🛩 How SpaceX will become a space airline
Ready to go to space? It could happen sooner than you think.
Ready to go to space? It could happen sooner than you think. It’s all in this subscriber-only edition of Musk Reads+ #99.
David Anderman served as SpaceX’s general counsel from July 2019 to December 2020, during which time SpaceX flew its first crewed mission. He is now advising the producers of the reality TV show Space Hero, which plans to send one lucky winner to space (see Musk Reads+ #61).
In short, he is working to open up space to more people than ever — and thanks to the Starship, SpaceX could find itself working more like an airline. That’s also going to mean regulations will have to catch up.
Commercial spaceflight is opening
Anderman spoke to Inverse on the day SpaceX launched the Inspiration4 mission. The company described it as the first all-civilian mission to orbit.
Although the accolade is a point of contention — Jonathan McDowell, an astrophysicist at the Harvard-Smithsonian Center for Astrophysics, claimed there were 15 such flights before Inspiration4 — the video footage of the four novices in space made for a powerful image.
“What's amazing is we've gotten to the point in the space industry where a regular person with enough resources today can purchase a mission,” Anderman tells Inverse. (The price tag is still currently in the several million dollar range.)
Part of what’s helped with this is the rapid reduction in the cost of spaceflight. This is evident with the gradual drop in satellite prices:
In 2016, SpaceX listed the cost of a Falcon 9-powered satellite launch on its website as $62 million
By 2020, evidence from The Motley Fool showed launch prices may have dropped to $36 million
For satellite operators happy to share a flight with other payloads, SpaceX’s SmallSat Rideshare Program can fly tiny satellites for just $1 million
“The types of rapid decrease in cost that you're seeing in the launch business for satellites — you're going to see a similar thing happen with respect to human spaceflight over the next few years,” he says.
It is unclear exactly how much the Inspiration4 flight cost, but organizer Jared Isaacman pledged to raise $200 million for the St. Jude’s Children’s Hospital as part of the mission. Isaacman personally pledged half of the money.

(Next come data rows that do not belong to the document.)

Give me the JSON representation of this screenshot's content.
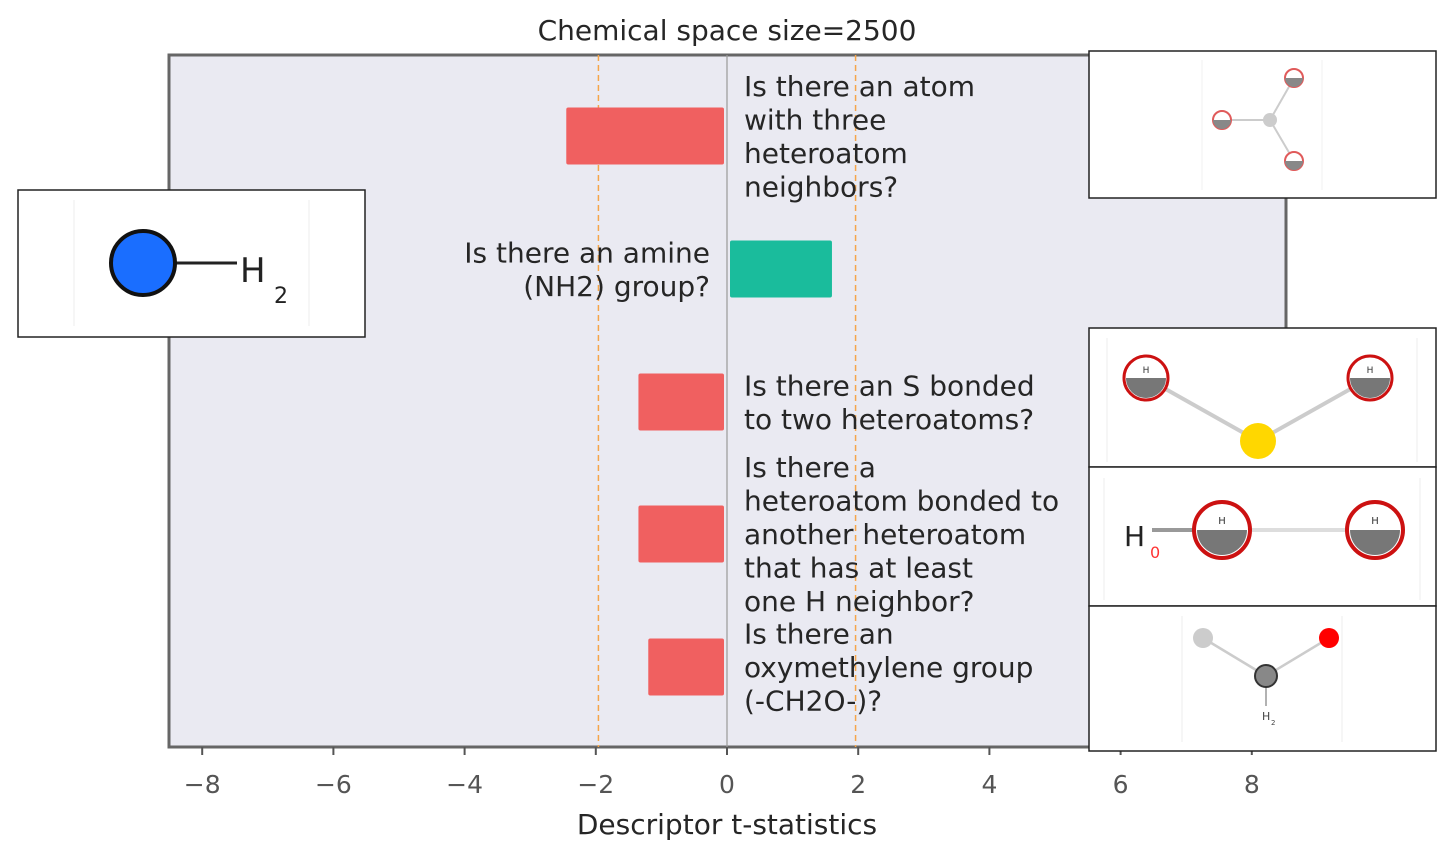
{
  "chart_data": {
    "type": "bar",
    "orientation": "horizontal",
    "title": "Chemical space size=2500",
    "xlabel": "Descriptor t-statistics",
    "ylabel": "",
    "xlim": [
      -8.5,
      8.7
    ],
    "xticks": [
      "−8",
      "−6",
      "−4",
      "−2",
      "0",
      "2",
      "4",
      "6",
      "8"
    ],
    "xtick_values": [
      -8,
      -6,
      -4,
      -2,
      0,
      2,
      4,
      6,
      8
    ],
    "threshold_lines": [
      -1.96,
      1.96
    ],
    "colors": {
      "negative": "#F06060",
      "positive": "#1ABC9C",
      "threshold": "#F5A54A",
      "plot_bg": "#EAEAF2",
      "zero_line": "#999999"
    },
    "categories": [
      "Is there an atom with three heteroatom neighbors?",
      "Is there an amine (NH2) group?",
      "Is there an S bonded to two heteroatoms?",
      "Is there a heteroatom bonded to another heteroatom that has at least one H neighbor?",
      "Is there an oxymethylene group (-CH2O-)?"
    ],
    "values": [
      -2.45,
      1.6,
      -1.35,
      -1.35,
      -1.2
    ],
    "label_lines": [
      [
        "Is there an atom",
        "with three",
        "heteroatom",
        "neighbors?"
      ],
      [
        "Is there an amine",
        "(NH2) group?"
      ],
      [
        "Is there an S bonded",
        "to two heteroatoms?"
      ],
      [
        "Is there a",
        "heteroatom bonded to",
        "another heteroatom",
        "that has at least",
        "one H neighbor?"
      ],
      [
        "Is there an",
        "oxymethylene group",
        "(-CH2O-)?"
      ]
    ],
    "grid": false,
    "legend": "none"
  },
  "molecule_insets": [
    {
      "label_main": "H",
      "label_sub": "2",
      "atom_color": "#1A6EFF",
      "name": "amine-inset"
    },
    {
      "name": "atom-three-hetero-inset"
    },
    {
      "label_atom_small": "H",
      "name": "s-bonded-inset",
      "atom_color": "#FFD700"
    },
    {
      "label_main": "H",
      "label_sub": "0",
      "label_atom_small": "H",
      "name": "hetero-hetero-inset"
    },
    {
      "label_small": "H",
      "label_small_sub": "2",
      "name": "oxymethylene-inset",
      "atom_color": "#FF0000"
    }
  ]
}
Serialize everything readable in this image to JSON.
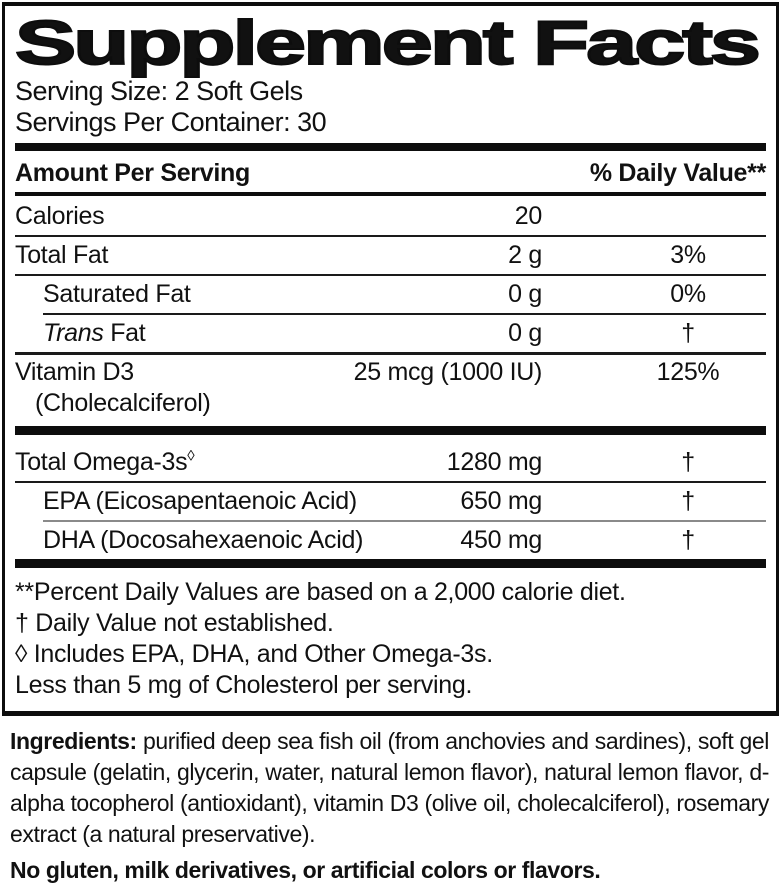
{
  "title": "Supplement Facts",
  "serving": {
    "size": "Serving Size: 2 Soft Gels",
    "per_container": "Servings Per Container: 30"
  },
  "table": {
    "header": {
      "amount_col": "Amount Per Serving",
      "dv_col": "% Daily Value**"
    },
    "main_rows": [
      {
        "name": "Calories",
        "amount": "20",
        "dv": ""
      },
      {
        "name": "Total Fat",
        "amount": "2 g",
        "dv": "3%",
        "sep": "full"
      },
      {
        "name": "Saturated Fat",
        "amount": "0 g",
        "dv": "0%",
        "sep": "full",
        "indent": true
      },
      {
        "name_italic": "Trans",
        "name": " Fat",
        "amount": "0 g",
        "dv": "†",
        "sep": "indent",
        "indent": true
      },
      {
        "name": "Vitamin D3",
        "name_line2": "(Cholecalciferol)",
        "amount": "25 mcg (1000 IU)",
        "dv": "125%",
        "sep": "medium",
        "tall": true
      }
    ],
    "omega_rows": [
      {
        "name": "Total Omega-3s",
        "sup": "◊",
        "amount": "1280 mg",
        "dv": "†",
        "pad": true
      },
      {
        "name": "EPA (Eicosapentaenoic Acid)",
        "amount": "650 mg",
        "dv": "†",
        "sep": "full",
        "indent": true
      },
      {
        "name": "DHA (Docosahexaenoic Acid)",
        "amount": "450 mg",
        "dv": "†",
        "sep": "gray",
        "indent": true
      }
    ]
  },
  "footnotes": [
    "**Percent Daily Values are based on a 2,000 calorie diet.",
    "† Daily Value not established.",
    "◊ Includes EPA, DHA, and Other Omega-3s.",
    "Less than 5 mg of Cholesterol per serving."
  ],
  "ingredients": {
    "label": "Ingredients:",
    "text": " purified deep sea fish oil (from anchovies and sardines), soft gel capsule (gelatin, glycerin, water, natural lemon flavor), natural lemon flavor, d-alpha tocopherol (antioxidant), vitamin D3 (olive oil, cholecalciferol), rosemary extract (a natural preservative)."
  },
  "allergen_statement": "No gluten, milk derivatives, or artificial colors or flavors.",
  "colors": {
    "text": "#111111",
    "background": "#ffffff",
    "divider": "#0d0d0d"
  }
}
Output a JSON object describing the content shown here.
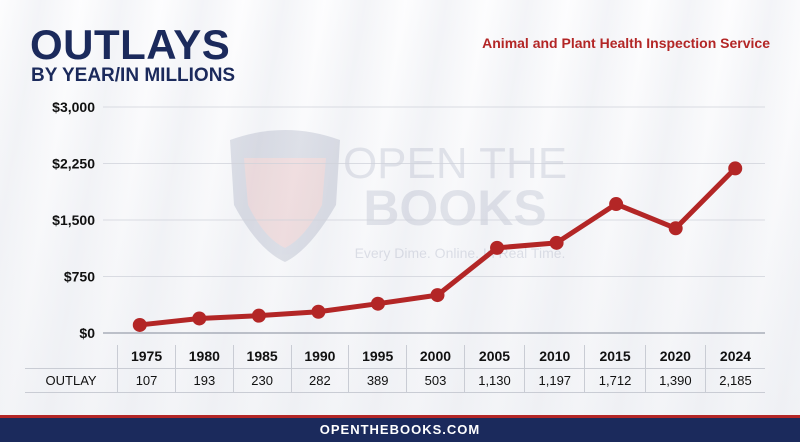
{
  "header": {
    "title": "OUTLAYS",
    "subtitle": "BY YEAR/IN MILLIONS",
    "agency": "Animal and Plant Health Inspection Service"
  },
  "watermark": {
    "line1": "OPEN THE",
    "line2": "BOOKS",
    "tagline": "Every Dime. Online. In Real Time."
  },
  "table": {
    "row_label": "OUTLAY",
    "years": [
      "1975",
      "1980",
      "1985",
      "1990",
      "1995",
      "2000",
      "2005",
      "2010",
      "2015",
      "2020",
      "2024"
    ],
    "values": [
      "107",
      "193",
      "230",
      "282",
      "389",
      "503",
      "1,130",
      "1,197",
      "1,712",
      "1,390",
      "2,185"
    ]
  },
  "footer": {
    "url": "OPENTHEBOOKS.COM"
  },
  "colors": {
    "navy": "#1b2a5c",
    "red": "#b32626",
    "grid": "#cfd2da"
  },
  "chart_data": {
    "type": "line",
    "x": [
      "1975",
      "1980",
      "1985",
      "1990",
      "1995",
      "2000",
      "2005",
      "2010",
      "2015",
      "2020",
      "2024"
    ],
    "series": [
      {
        "values": [
          107,
          193,
          230,
          282,
          389,
          503,
          1130,
          1197,
          1712,
          1390,
          2185
        ]
      }
    ],
    "ylim": [
      0,
      3000
    ],
    "yticks": [
      0,
      750,
      1500,
      2250,
      3000
    ],
    "ytick_labels": [
      "$0",
      "$750",
      "$1,500",
      "$2,250",
      "$3,000"
    ],
    "grid": true,
    "line_color": "#b32626"
  }
}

Isaacman, the billionaire founder of Shift4 Payments, may not seem like an example of spaceflight opening to regular people. But Anderman argues that the cost of spaceflight will drop “a few more orders of magnitude over the next few years.”
“In the future, it'll be like buying an airplane ticket,” he says.
SpaceX will also improve access through automation. The Crew Dragon capsule is designed to maneuver autonomously, which means amateurs can ride in the capsule. The Inspiration4 underwent training ahead of the mission, including a 30-hour simulation, but the touchscreen controls remained unused throughout the final mission.